Sunday Poetry: Plath on the Rhine

There the Rhine River runs at its most narrow and deep. The slate cliffs that rise above are called The Lorelei and legend says that here a siren can sometimes be heard, or an echo from the steep rock face.

Plath's poem "Lorelei" appeared in her first collection, The Colossus and other poems published in 1960 three years before her suicide at age 30.
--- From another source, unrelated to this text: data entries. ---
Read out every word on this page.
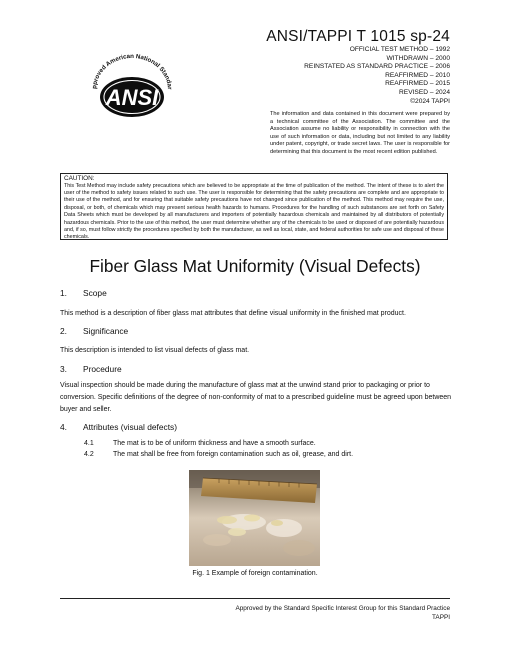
pproved American National Standar
ANSI
ANSI/TAPPI T 1015 sp-24
OFFICIAL TEST METHOD – 1992
WITHDRAWN – 2000
REINSTATED AS STANDARD PRACTICE – 2006
REAFFIRMED – 2010
REAFFIRMED – 2015
REVISED – 2024
©2024 TAPPI
The information and data contained in this document were prepared by a technical committee of the Association. The committee and the Association assume no liability or responsibility in connection with the use of such information or data, including but not limited to any liability under patent, copyright, or trade secret laws. The user is responsible for determining that this document is the most recent edition published.
CAUTION:
This Test Method may include safety precautions which are believed to be appropriate at the time of publication of the method. The intent of these is to alert the user of the method to safety issues related to such use. The user is responsible for determining that the safety precautions are complete and are appropriate to their use of the method, and for ensuring that suitable safety precautions have not changed since publication of the method. This method may require the use, disposal, or both, of chemicals which may present serious health hazards to humans. Procedures for the handling of such substances are set forth on Safety Data Sheets which must be developed by all manufacturers and importers of potentially hazardous chemicals and maintained by all distributors of potentially hazardous chemicals. Prior to the use of this method, the user must determine whether any of the chemicals to be used or disposed of are potentially hazardous and, if so, must follow strictly the procedures specified by both the manufacturer, as well as local, state, and federal authorities for safe use and disposal of these chemicals.
Fiber Glass Mat Uniformity (Visual Defects)
1. Scope
This method is a description of fiber glass mat attributes that define visual uniformity in the finished mat product.
2. Significance
This description is intended to list visual defects of glass mat.
3. Procedure
Visual inspection should be made during the manufacture of glass mat at the unwind stand prior to packaging or prior to conversion. Specific definitions of the degree of non-conformity of mat to a prescribed guideline must be agreed upon between buyer and seller.
4. Attributes (visual defects)
4.1	The mat is to be of uniform thickness and have a smooth surface.
4.2	The mat shall be free from foreign contamination such as oil, grease, and dirt.
Fig. 1 Example of foreign contamination.
Approved by the Standard Specific Interest Group for this Standard Practice
TAPPI
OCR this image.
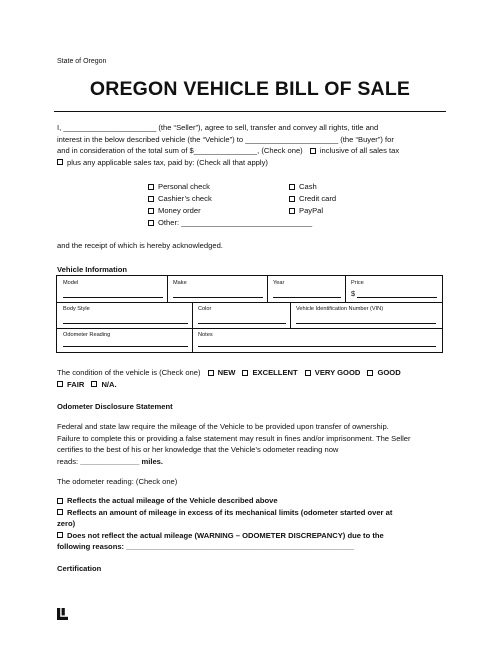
State of Oregon
OREGON VEHICLE BILL OF SALE
I, ______________________ (the “Seller”), agree to sell, transfer and convey all rights, title and
interest in the below described vehicle (the “Vehicle”) to ______________________ (the “Buyer”) for
and in consideration of the total sum of $_______________, (Check one) inclusive of all sales tax
plus any applicable sales tax, paid by: (Check all that apply)
Personal check
Cashier’s check
Money order
Other: _______________________________
Cash
Credit card
PayPal
and the receipt of which is hereby acknowledged.
Vehicle Information
Model	Make	Year	Price
$
Body Style	Color	Vehicle Identification Number (VIN)
Odometer Reading	Notes
The condition of the vehicle is (Check one) NEW EXCELLENT VERY GOOD GOOD
FAIR N/A.
Odometer Disclosure Statement
Federal and state law require the mileage of the Vehicle to be provided upon transfer of ownership.
Failure to complete this or providing a false statement may result in fines and/or imprisonment. The Seller
certifies to the best of his or her knowledge that the Vehicle’s odometer reading now
reads: ______________ miles.
The odometer reading: (Check one)
Reflects the actual mileage of the Vehicle described above
Reflects an amount of mileage in excess of its mechanical limits (odometer started over at
zero)
Does not reflect the actual mileage (WARNING – ODOMETER DISCREPANCY) due to the
following reasons: ______________________________________________________
Certification
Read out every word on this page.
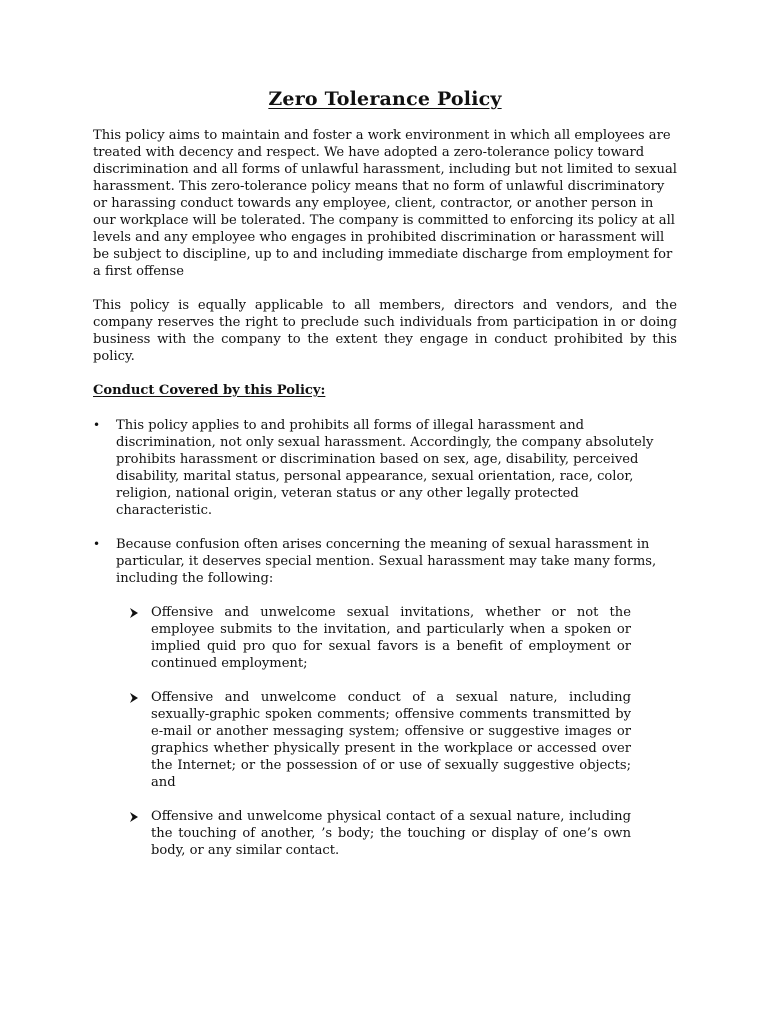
Zero Tolerance Policy

This policy aims to maintain and foster a work environment in which all employees are treated with decency and respect. We have adopted a zero-tolerance policy toward discrimination and all forms of unlawful harassment, including but not limited to sexual harassment. This zero-tolerance policy means that no form of unlawful discriminatory or harassing conduct towards any employee, client, contractor, or another person in our workplace will be tolerated. The company is committed to enforcing its policy at all levels and any employee who engages in prohibited discrimination or harassment will be subject to discipline, up to and including immediate discharge from employment for a first offense

This policy is equally applicable to all members, directors and vendors, and the company reserves the right to preclude such individuals from participation in or doing business with the company to the extent they engage in conduct prohibited by this policy.

Conduct Covered by this Policy:
•	This policy applies to and prohibits all forms of illegal harassment and discrimination, not only sexual harassment. Accordingly, the company absolutely prohibits harassment or discrimination based on sex, age, disability, perceived disability, marital status, personal appearance, sexual orientation, race, color, religion, national origin, veteran status or any other legally protected characteristic.
•	Because confusion often arises concerning the meaning of sexual harassment in particular, it deserves special mention. Sexual harassment may take many forms, including the following:
Offensive and unwelcome sexual invitations, whether or not the employee submits to the invitation, and particularly when a spoken or implied quid pro quo for sexual favors is a benefit of employment or continued employment;
Offensive and unwelcome conduct of a sexual nature, including sexually-graphic spoken comments; offensive comments transmitted by e-mail or another messaging system; offensive or suggestive images or graphics whether physically present in the workplace or accessed over the Internet; or the possession of or use of sexually suggestive objects; and
Offensive and unwelcome physical contact of a sexual nature, including the touching of another, ’s body; the touching or display of one’s own body, or any similar contact.
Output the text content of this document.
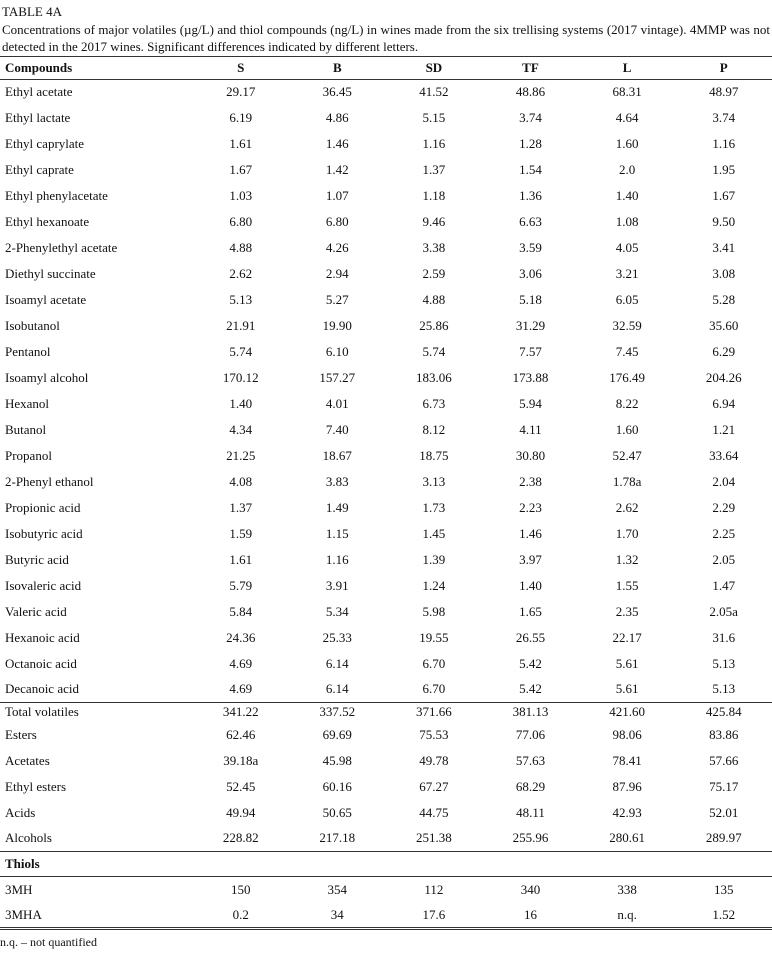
TABLE 4A
Concentrations of major volatiles (µg/L) and thiol compounds (ng/L) in wines made from the six trellising systems (2017 vintage). 4MMP was not detected in the 2017 wines. Significant differences indicated by different letters.
Compounds	S	B	SD	TF	L	P
Ethyl acetate	29.17	36.45	41.52	48.86	68.31	48.97
Ethyl lactate	6.19	4.86	5.15	3.74	4.64	3.74
Ethyl caprylate	1.61	1.46	1.16	1.28	1.60	1.16
Ethyl caprate	1.67	1.42	1.37	1.54	2.0	1.95
Ethyl phenylacetate	1.03	1.07	1.18	1.36	1.40	1.67
Ethyl hexanoate	6.80	6.80	9.46	6.63	1.08	9.50
2-Phenylethyl acetate	4.88	4.26	3.38	3.59	4.05	3.41
Diethyl succinate	2.62	2.94	2.59	3.06	3.21	3.08
Isoamyl acetate	5.13	5.27	4.88	5.18	6.05	5.28
Isobutanol	21.91	19.90	25.86	31.29	32.59	35.60
Pentanol	5.74	6.10	5.74	7.57	7.45	6.29
Isoamyl alcohol	170.12	157.27	183.06	173.88	176.49	204.26
Hexanol	1.40	4.01	6.73	5.94	8.22	6.94
Butanol	4.34	7.40	8.12	4.11	1.60	1.21
Propanol	21.25	18.67	18.75	30.80	52.47	33.64
2-Phenyl ethanol	4.08	3.83	3.13	2.38	1.78a	2.04
Propionic acid	1.37	1.49	1.73	2.23	2.62	2.29
Isobutyric acid	1.59	1.15	1.45	1.46	1.70	2.25
Butyric acid	1.61	1.16	1.39	3.97	1.32	2.05
Isovaleric acid	5.79	3.91	1.24	1.40	1.55	1.47
Valeric acid	5.84	5.34	5.98	1.65	2.35	2.05a
Hexanoic acid	24.36	25.33	19.55	26.55	22.17	31.6
Octanoic acid	4.69	6.14	6.70	5.42	5.61	5.13
Decanoic acid	4.69	6.14	6.70	5.42	5.61	5.13
Total volatiles	341.22	337.52	371.66	381.13	421.60	425.84
Esters	62.46	69.69	75.53	77.06	98.06	83.86
Acetates	39.18a	45.98	49.78	57.63	78.41	57.66
Ethyl esters	52.45	60.16	67.27	68.29	87.96	75.17
Acids	49.94	50.65	44.75	48.11	42.93	52.01
Alcohols	228.82	217.18	251.38	255.96	280.61	289.97
Thiols						
3MH	150	354	112	340	338	135
3MHA	0.2	34	17.6	16	n.q.	1.52
n.q. – not quantified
It is no night to drown in:
A full moon, river lapsing
Black beneath bland mirror-sheen,

The blue water-mists dropping
Scrim after scrim like fishnets
Though fishermen are sleeping,

The massive castle turrets
Doubling themselves in a glass
All stillness. Yet these shapes float

Up toward me, troubling the face
Of quiet. From the nadir
They rise, their limbs ponderous

With richness, hair heavier
Than sculptured marble. They sing
Of a world more full and clear

Than can be. Sisters, your song
Bears a burden too weighty
For the whorled ear's listening

Here, in a well-steered country,
Under a balanced ruler.
Deranging by harmony

Beyond the mundane order,
Your voices lay siege. You lodge
On the pitched reefs of nightmare,

Promising sure harborage;
By day, descant from borders
Of hebetude, from the ledge

Also of high windows. Worse
Even than your maddening
Song, your silence. At the source

Of your ice-hearted calling --
Drunkenness of the great depths.
O river, I see drifting

Deep in your flux of silver
Those great goddesses of peace.
Stone, stone, ferry me down there.

By that time Plath had already begun her tragic journey into herself, eventually culminating in the unleashing of her "Ariel" voice. There are more than hints of this in the above cited poem: the compressed terza rima and watery dark imagery, the shadowy feminine power, and the threatening tone, all very finely wrought.